Mount Gibson Iron has agreed to settle a long-running US$114 million dispute with a Chinese steel mill, by signing two off-take agreements that will result in the partial recovery of the money it is owed.
The dispute arose during the global financial crisis, when Rizhao Steel Holding Group Co reneged on an iron ore sales agreement. Following arbitration, Rizhao was ordered in August 2010 to pay US$114 million in damages plus interest.
Since then, Mount Gibson has been seeking recognition and enforcement of the award in various jurisdictions, including China.
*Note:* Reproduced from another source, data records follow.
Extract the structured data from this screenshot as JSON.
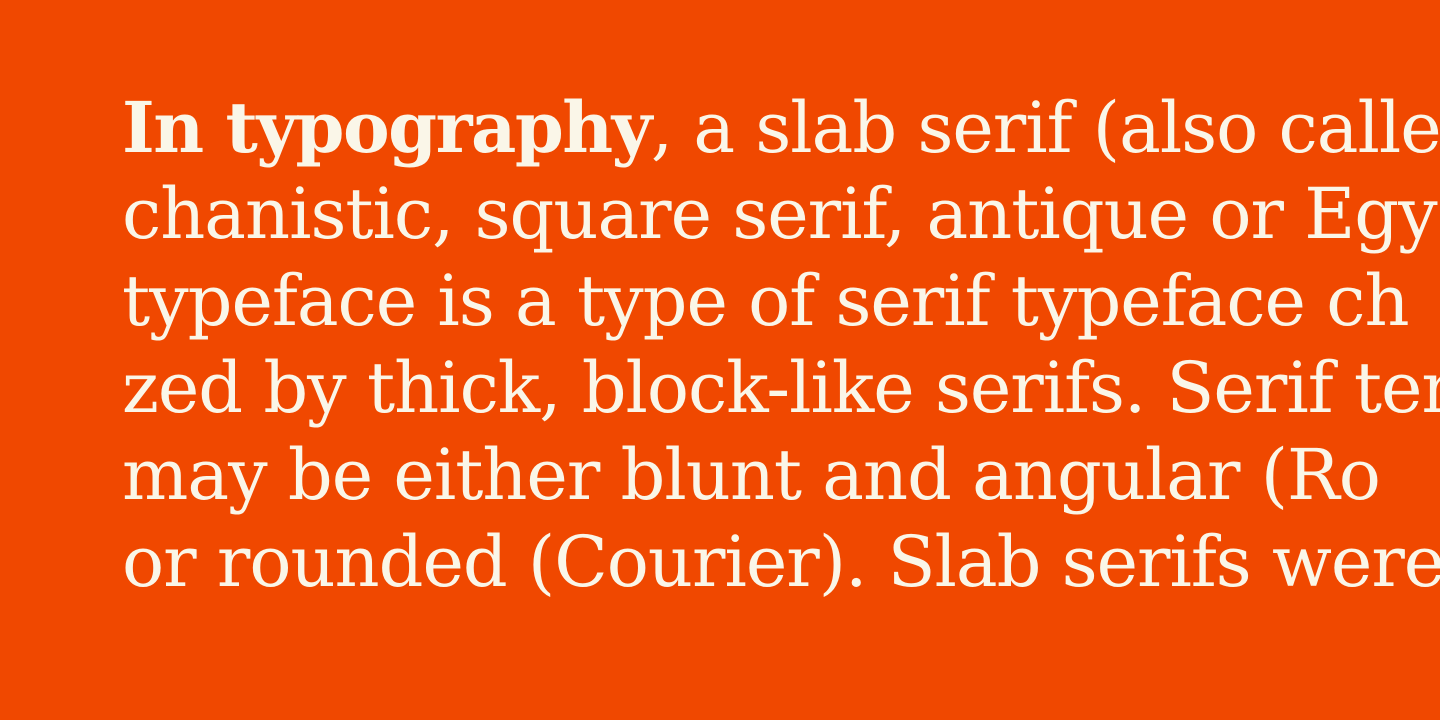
{
  "specimen": {
    "lead_bold": "In typography",
    "lines": [
      ", a slab serif (also calle",
      "chanistic, square serif, antique or Egy",
      "typeface is a type of serif typeface ch",
      "zed by thick, block-like serifs. Serif ter",
      "may be either blunt and angular (Ro",
      "or rounded (Courier). Slab serifs were"
    ]
  },
  "colors": {
    "background": "#F04800",
    "text": "#FAF6E8"
  }
}
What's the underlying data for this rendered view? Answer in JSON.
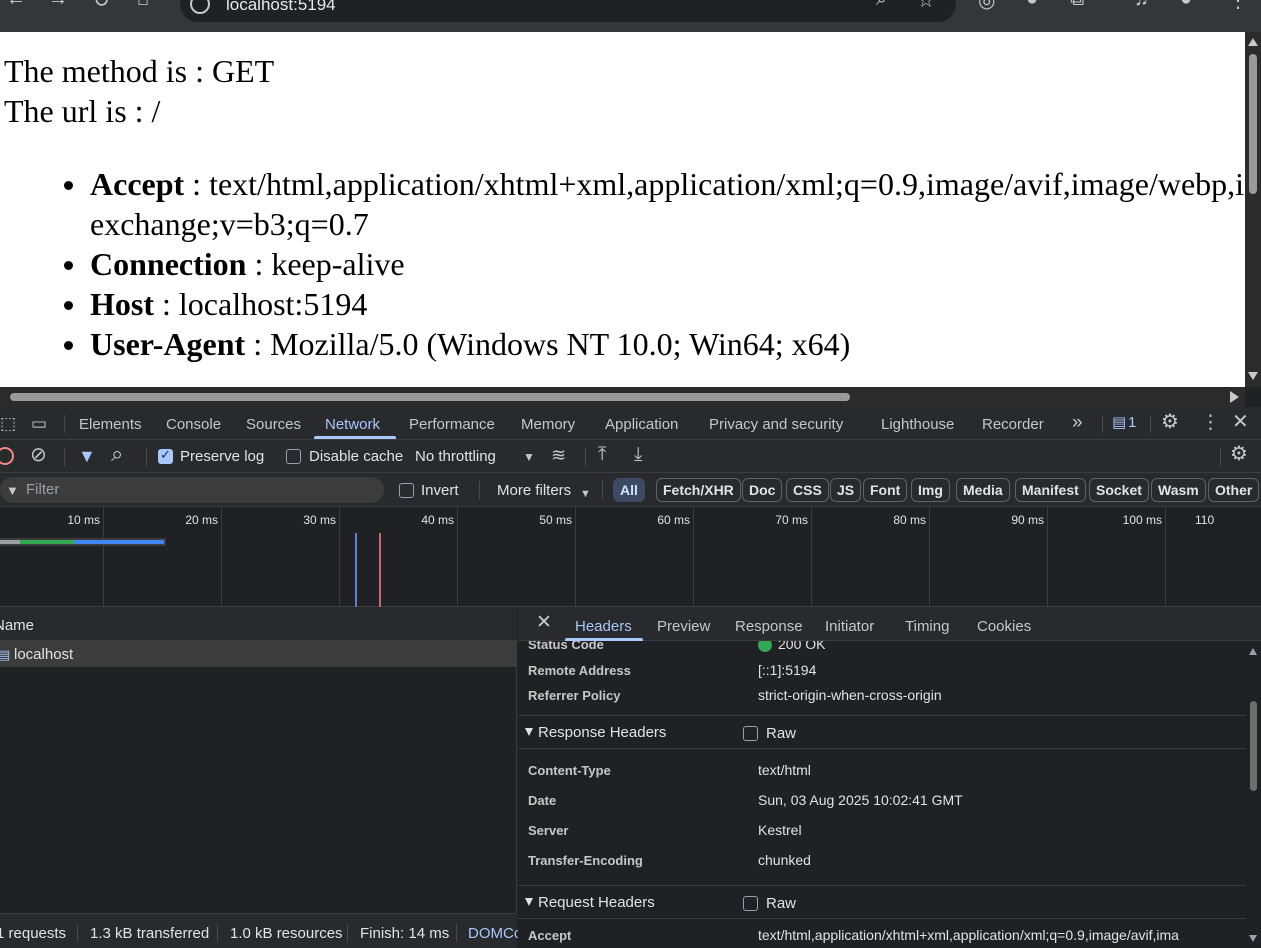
{
  "browser": {
    "url": "localhost:5194"
  },
  "page": {
    "method_line": "The method is : GET",
    "url_line": "The url is : /",
    "headers": [
      {
        "name": "Accept",
        "value": " : text/html,application/xhtml+xml,application/xml;q=0.9,image/avif,image/webp,im",
        "continuation": "exchange;v=b3;q=0.7"
      },
      {
        "name": "Connection",
        "value": " : keep-alive"
      },
      {
        "name": "Host",
        "value": " : localhost:5194"
      },
      {
        "name": "User-Agent",
        "value": " : Mozilla/5.0 (Windows NT 10.0; Win64; x64)"
      }
    ]
  },
  "devtools": {
    "tabs": [
      "Elements",
      "Console",
      "Sources",
      "Network",
      "Performance",
      "Memory",
      "Application",
      "Privacy and security",
      "Lighthouse",
      "Recorder"
    ],
    "active_tab": "Network",
    "issues_count": "1",
    "toolbar": {
      "preserve_log": "Preserve log",
      "preserve_log_checked": true,
      "disable_cache": "Disable cache",
      "disable_cache_checked": false,
      "throttling": "No throttling"
    },
    "filter": {
      "placeholder": "Filter",
      "invert": "Invert",
      "more_filters": "More filters",
      "types": [
        "All",
        "Fetch/XHR",
        "Doc",
        "CSS",
        "JS",
        "Font",
        "Img",
        "Media",
        "Manifest",
        "Socket",
        "Wasm",
        "Other"
      ],
      "selected_type": "All"
    },
    "timeline": {
      "ticks": [
        "10 ms",
        "20 ms",
        "30 ms",
        "40 ms",
        "50 ms",
        "60 ms",
        "70 ms",
        "80 ms",
        "90 ms",
        "100 ms",
        "110"
      ]
    },
    "request_list": {
      "name_header": "Name",
      "rows": [
        "localhost"
      ]
    },
    "details": {
      "tabs": [
        "Headers",
        "Preview",
        "Response",
        "Initiator",
        "Timing",
        "Cookies"
      ],
      "active_tab": "Headers",
      "general": [
        {
          "key": "Status Code",
          "value": "200 OK"
        },
        {
          "key": "Remote Address",
          "value": "[::1]:5194"
        },
        {
          "key": "Referrer Policy",
          "value": "strict-origin-when-cross-origin"
        }
      ],
      "response_headers_title": "Response Headers",
      "raw_label": "Raw",
      "response_headers": [
        {
          "key": "Content-Type",
          "value": "text/html"
        },
        {
          "key": "Date",
          "value": "Sun, 03 Aug 2025 10:02:41 GMT"
        },
        {
          "key": "Server",
          "value": "Kestrel"
        },
        {
          "key": "Transfer-Encoding",
          "value": "chunked"
        }
      ],
      "request_headers_title": "Request Headers",
      "request_headers": [
        {
          "key": "Accept",
          "value": "text/html,application/xhtml+xml,application/xml;q=0.9,image/avif,ima"
        }
      ]
    },
    "status_bar": {
      "requests": "1 requests",
      "transferred": "1.3 kB transferred",
      "resources": "1.0 kB resources",
      "finish": "Finish: 14 ms",
      "domcontent": "DOMCo"
    },
    "colors": {
      "accent": "#a8c7fa",
      "status_ok": "#34a853",
      "panel_bg": "#202124"
    }
  }
}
“These efforts have culminated in a settlement on terms favourable to Mount Gibson and its shareholders,” the company said.
It argued the result was a good outcome because enforcement proceedings in China “could potentially take many years”.
The settlement involves two off-take agreements.
Rizhao will buy 1.7 million tonnes of “mineralised waste” from the Koolan Island mine over a two to three year period.
“As a consequence, Mount Gibson will realize near term value for material that had been categorised as waste,” the company said.
“Total cash proceeds before crushing, shiploading and royalty costs will be approximately US$82 million.”
In addition, Rizhao has agreed to buy 25 per cent of the output from the Extension Hill mine “at a market clearing price plus an agreed premium, over a period of five years”.
The agreements include Rizhao paying a non-refundable deposit of US$15 million.
Separately, Mount Gibson said its largest shareholder Shougang Concord International has agreed to buy an additional one million tonnes of mineralised waste from Koolan Island, for total cash proceeds of US$47 million.
Mount Gibson’s share price fell 11 cents to $1.52 today, in a generally weak market. Its stock touched a one-year low of $1.20 last month.
That followed a boardroom coup in late August that resulted in Geoff Hill being elected chairman, with support from the company’s Chinese shareholders, despite former chairman Craig Readhead, managing director Luke Tonkin and independent director Ian Macliver dissenting.